Episode 23: Into the Stew Pot – Sponsored by “Poetry Smoetry” and Beckett Industries Entertainment Division
Greetings to all my fellow poetophiles, you lovers of the spoken word and the written word as well, but especially you lovers of poetry. Does your heart soar when you hear the perfect rhyme whether it comes from the fractured fantasy poetry of Dr. Suess or the merriment of Shel Silverstein? Do you react with goosebumps or shivers of delight when you encounter the words of Robert Frost, Walt Whitman or Emily Dickinson? Maybe your cup of tea runs more along the lines of iambic pentameter, used by such illustrious poets as William Shakespeare and John MIlton. Is a pocket of poems your constant companion or are you just an occasional user of the poetical literature? No matter your interest level or your skill, Beckett Industries, Entertainment Division has just the game for you. It is a fun filled, emotion inducing, rollicking fun way to spend thirty minutes or even an hour of your time. Place your order now for “Poetry Smoetry”. “Poetry Smoetry” is available at any fine to mediocre retailer, or you can order it directly from Beckett Industries, Entertainment Division for just 88 microcredits. Once you experience “Poetry Smoetry” you will want to purchase another to give as a gift to your friends, neighbors and relatives. Hurry! Order now. “Poetry Smoetry” is flying out of the warehouse. Brought to you by Beckett Industries, Entertainment Division striving to serve all of your time travel needs even for entertainment. We look forward to serving you. Happy time travels.

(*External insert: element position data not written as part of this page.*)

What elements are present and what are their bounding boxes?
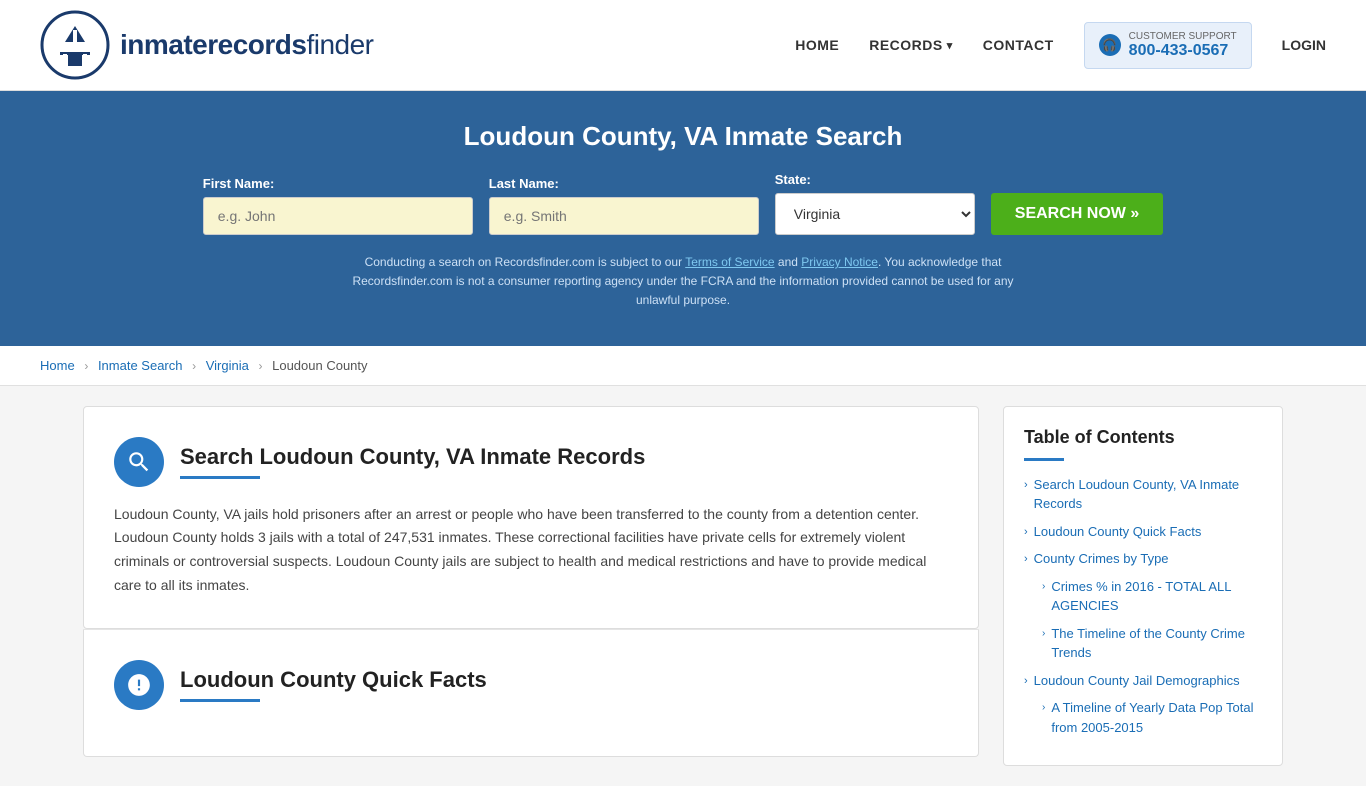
breadcrumb-current: Loudoun County <box>272 358 367 373</box>
toc-link-6[interactable]: › Loudoun County Jail Demographics <box>1024 671 1262 691</box>
hero-title: Loudoun County, VA Inmate Search <box>40 121 1326 152</box>
logo-icon <box>40 10 110 80</box>
support-info: CUSTOMER SUPPORT 800-433-0567 <box>1129 31 1237 60</box>
headset-icon: 🎧 <box>1099 34 1121 56</box>
hero-section: Loudoun County, VA Inmate Search First N… <box>0 91 1366 346</box>
quick-facts-card: Loudoun County Quick Facts <box>83 630 979 757</box>
toc-link-2[interactable]: › Loudoun County Quick Facts <box>1024 522 1262 542</box>
toc-title: Table of Contents <box>1024 427 1262 448</box>
last-name-label: Last Name: <box>489 176 759 191</box>
quick-facts-icon-circle <box>114 660 164 710</box>
toc-item-2: › Loudoun County Quick Facts <box>1024 522 1262 542</box>
state-group: State: Virginia Alabama Alaska Californi… <box>775 172 975 235</box>
toc-item-7: › A Timeline of Yearly Data Pop Total fr… <box>1042 698 1262 737</box>
records-chevron-icon: ▾ <box>947 39 953 52</box>
hero-disclaimer: Conducting a search on Recordsfinder.com… <box>333 253 1033 311</box>
search-icon-circle <box>114 437 164 487</box>
nav-login[interactable]: LOGIN <box>1282 37 1326 53</box>
chevron-icon-2: › <box>1024 524 1028 541</box>
breadcrumb-virginia[interactable]: Virginia <box>206 358 249 373</box>
toc-link-4[interactable]: › Crimes % in 2016 - TOTAL ALL AGENCIES <box>1042 577 1262 616</box>
toc-link-3-text: County Crimes by Type <box>1034 549 1169 569</box>
toc-divider <box>1024 458 1064 461</box>
toc-link-5[interactable]: › The Timeline of the County Crime Trend… <box>1042 624 1262 663</box>
toc-link-4-text: Crimes % in 2016 - TOTAL ALL AGENCIES <box>1051 577 1262 616</box>
search-icon <box>126 449 152 475</box>
quick-facts-underline <box>180 699 260 702</box>
chevron-icon-7: › <box>1042 700 1045 715</box>
search-form: First Name: Last Name: State: Virginia A… <box>40 172 1326 235</box>
chevron-icon-6: › <box>1024 673 1028 690</box>
logo-area: inmaterecordsfinder <box>40 10 374 80</box>
toc-card: Table of Contents › Search Loudoun Count… <box>1003 406 1283 767</box>
toc-link-2-text: Loudoun County Quick Facts <box>1034 522 1202 542</box>
main-wrapper: Search Loudoun County, VA Inmate Records… <box>43 406 1323 767</box>
toc-link-1-text: Search Loudoun County, VA Inmate Records <box>1034 475 1262 514</box>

Episode 24: Was the Sun of a Plemmet Man – Sponsored by William Shakespeare’s newest time travel comedy, “All’s Well That Never Ends – Well”
Hey Will! Yea verily forsooth anon, friends of Romans and countrymen, doth thou haveth a question? You betteth we do! We’ve heard you’ve got a new play! Ah yes, the play’s the thing. And so I shall speak the words, trippingly on the tongue! Tis a comedy of time transversal where two gentlemen and a pair of star-crossed young lovers from Sharona find themselves stranded on an island, in a dark and mysterious wood while a power hungry Scottish King and his demented wife battle a young prince who loves danishes but hates his uncle for the right of succession after the previous Emperor was stabbed in the back while in hospital for an Othellogram. It’s my best work in years! Wait a minute, that all sounds very familiar. Are you really Shakespeare? Or are you just an AI writing as Shakespeare?! You minion, are too saucy! Next thou shall label me a monkey with a typewriter! Sorry Billy boy, just asking. No harm, no foul. Me thinks there is something rotten in the state of advertising! Alas, there is no respect anon! And to think, this play was to be my masterpiece! Was it REALLY to be your masterpiece? Or was it NOT to be? That’s it! As staying is such sweet sorrow, I’ll say good riddance, look not for me on the morrow! So is there a play, or…? Right! So everyone out there, go ahead and buy your tickets to “All’s Well That Never Ends – Well!” You’ve never seen a play like this one and you probably never will!